Simmons recently shared this story during a new conversation with Ultimate Guitar. Prior to even mentioning Lee, the KISS member is asked where one starts when it comes to learning how to play bass. Simmons replies by saying that some of the most talented musicians ever – like Jimi Hendrix and John Lennon – couldn’t read or write music but could play it by ear.

This eventually prompts him to bring up that story involving Lee – that story taking place many years ago during a tour KISS and Rush did together. Through this story, Simmons reveals that the Rush bassist once had no clue what a blues scale was and that Lee also played “purely by ear.” When he learned that Lee didn’t know what a blues scale was, Simmons taught him how to play it.

Regarding how he teaches bass and what it was like teaching Geddy Lee, Gene Simmons shares the following: “It’s a simple idea. I can write songs and I can play various instruments, guitar, bass keyboards, and something like that, and even though I understand the basics of it, I understand that this handheld chord on a guitar is an, A minor, or A major, I understand that. But I can’t read or write music. Nor could Jimi Hendrix or Lennon and McCartney or anybody who’s in popular music almost without exception. And likewise, I can speak various languages, although it’s not important to be able to read or write.

“Buddy Rich is one of the all-time greatest band leaders and drummers, but he couldn’t read or write music, he did it all by ear. So the first thing I teach everybody is to forget what the strings are called, and what the notes are called, the first string is ‘one,’ the second string is ‘two,’ and ‘three,’ and then ‘four.’ And you’re gonna give me combinations of numbers, they’ll go, ‘three,’ and ‘one,’ and ‘four,’ and all that. And then I go, Okay, here’s the count, boom, boom, everybody starts plugging away at those three [notes they called out], and then it’s musical, they don’t have to know the names of [the notes].

“And I’ll tell you a telling story. Kiss took out Rush on their first tour. They came out to support us, you know, because we liked what they did. And this was in the, in their ‘Working Man’ period, when they sounded kind of like a Canadian Zeppelin, which I still prefer, sound-wise, but obviously, they’ve done very well, and we used to hang out with the guys and joke around everything.

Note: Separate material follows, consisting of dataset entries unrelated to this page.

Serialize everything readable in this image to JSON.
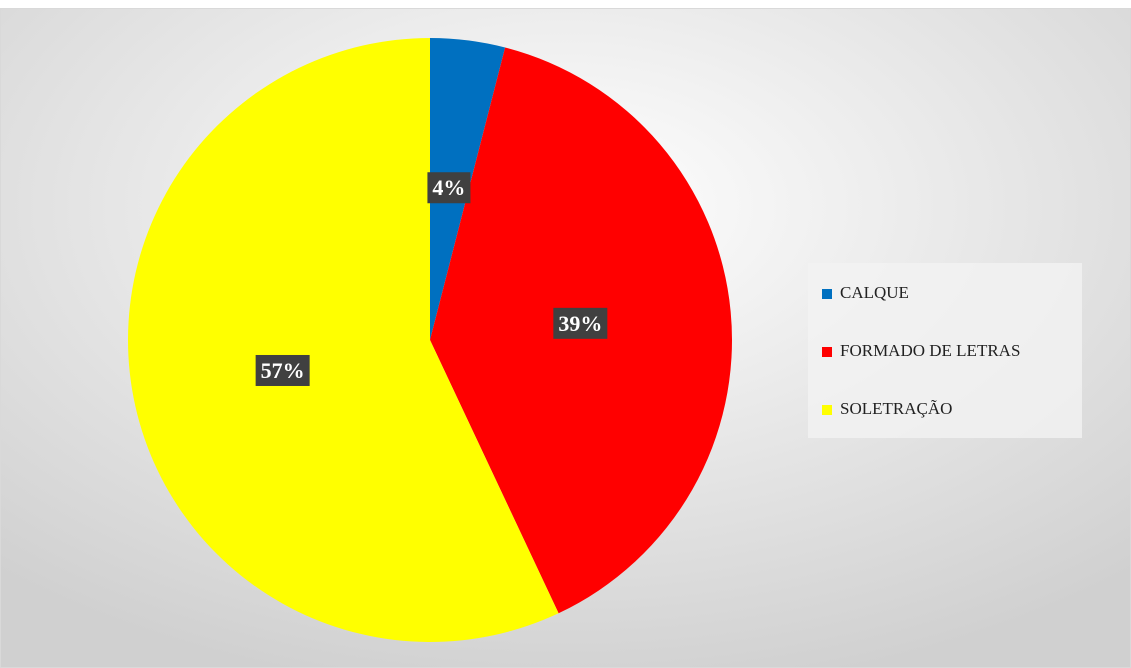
{
  "chart_data": {
    "type": "pie",
    "categories": [
      "CALQUE",
      "FORMADO DE LETRAS",
      "SOLETRAÇÃO"
    ],
    "values": [
      4,
      39,
      57
    ],
    "value_labels": [
      "4%",
      "39%",
      "57%"
    ],
    "colors": [
      "#0070c0",
      "#ff0000",
      "#ffff00"
    ],
    "legend": "right"
  }
}
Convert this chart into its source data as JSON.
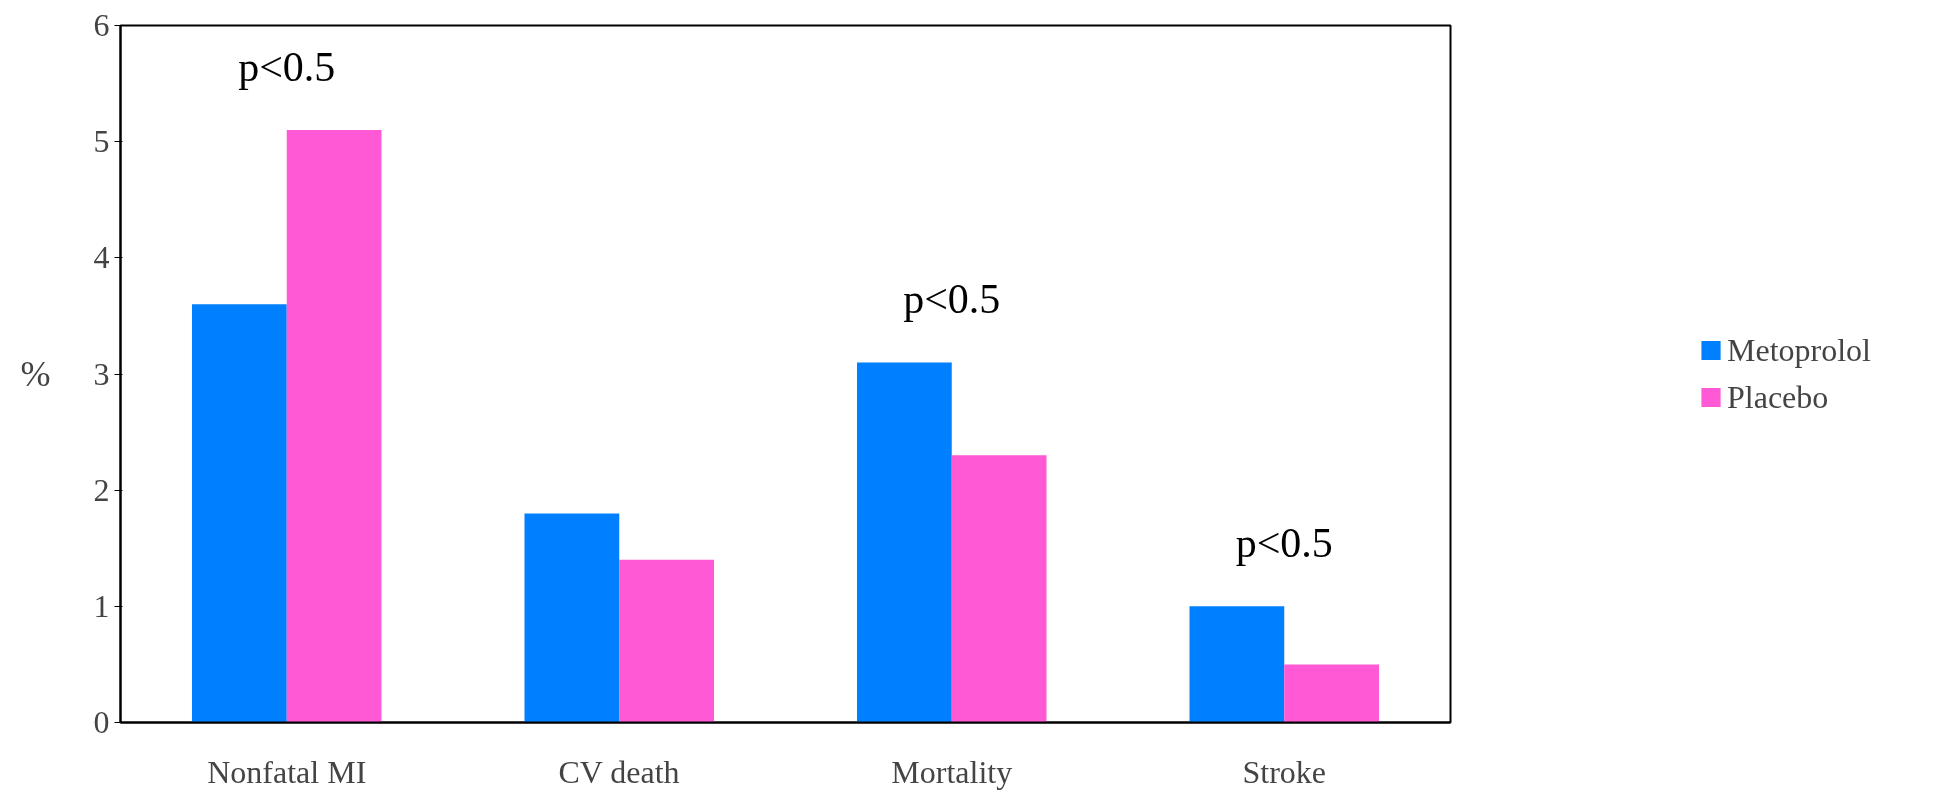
{
  "chart_data": {
    "type": "bar",
    "ylabel": "%",
    "categories": [
      "Nonfatal MI",
      "CV death",
      "Mortality",
      "Stroke"
    ],
    "series": [
      {
        "name": "Metoprolol",
        "color": "#0080ff",
        "values": [
          3.6,
          1.8,
          3.1,
          1.0
        ]
      },
      {
        "name": "Placebo",
        "color": "#ff59d6",
        "values": [
          5.1,
          1.4,
          2.3,
          0.5
        ]
      }
    ],
    "annotations": [
      {
        "text": "p<0.5",
        "x": "Nonfatal MI",
        "y": 5.1
      },
      {
        "text": "p<0.5",
        "x": "Mortality",
        "y": 3.1
      },
      {
        "text": "p<0.5",
        "x": "Stroke",
        "y": 1.0
      }
    ],
    "ylim": [
      0,
      6
    ],
    "yticks": [
      0,
      1,
      2,
      3,
      4,
      5,
      6
    ],
    "grid": false,
    "legend": "right"
  }
}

“One night back at the hotel or backstage someplace, Geddy [Lee] and I were sitting down, trading licks, and I said, ‘Do you want to do a blues scale? You go first, and then I’ll continue the chord pattern,’ and he said, ‘I don’t know what you mean.’ At least from what I recall, Geddy didn’t understand what a blues scale was or what ‘1,4,5’ meant. That also bears noting that when you go ‘1,4,5’ to a musician, that means something, it’s a relationship of notes or chords.

“And so I go, ‘Well, okay then, you hit a G, either octave or low,’ and he said, ‘Which one is that?’ Geddy played purely by ear. Now of course later on, he learned what the notes were and stuff like that, but it’s the same thing with The Edge. The reason you heard ‘jingle jangle jingle jangle,’ kind of thing — that became the style of U2‘s guitar sound is when The Edge started playing guitar in a band, he couldn’t play chords. He just strummed various notes so, it’s all open to… Music is an interesting thing. You don’t have to get complex about it, just start.”

If you are someone who plays an instrument, do you have the ability to play music by ear?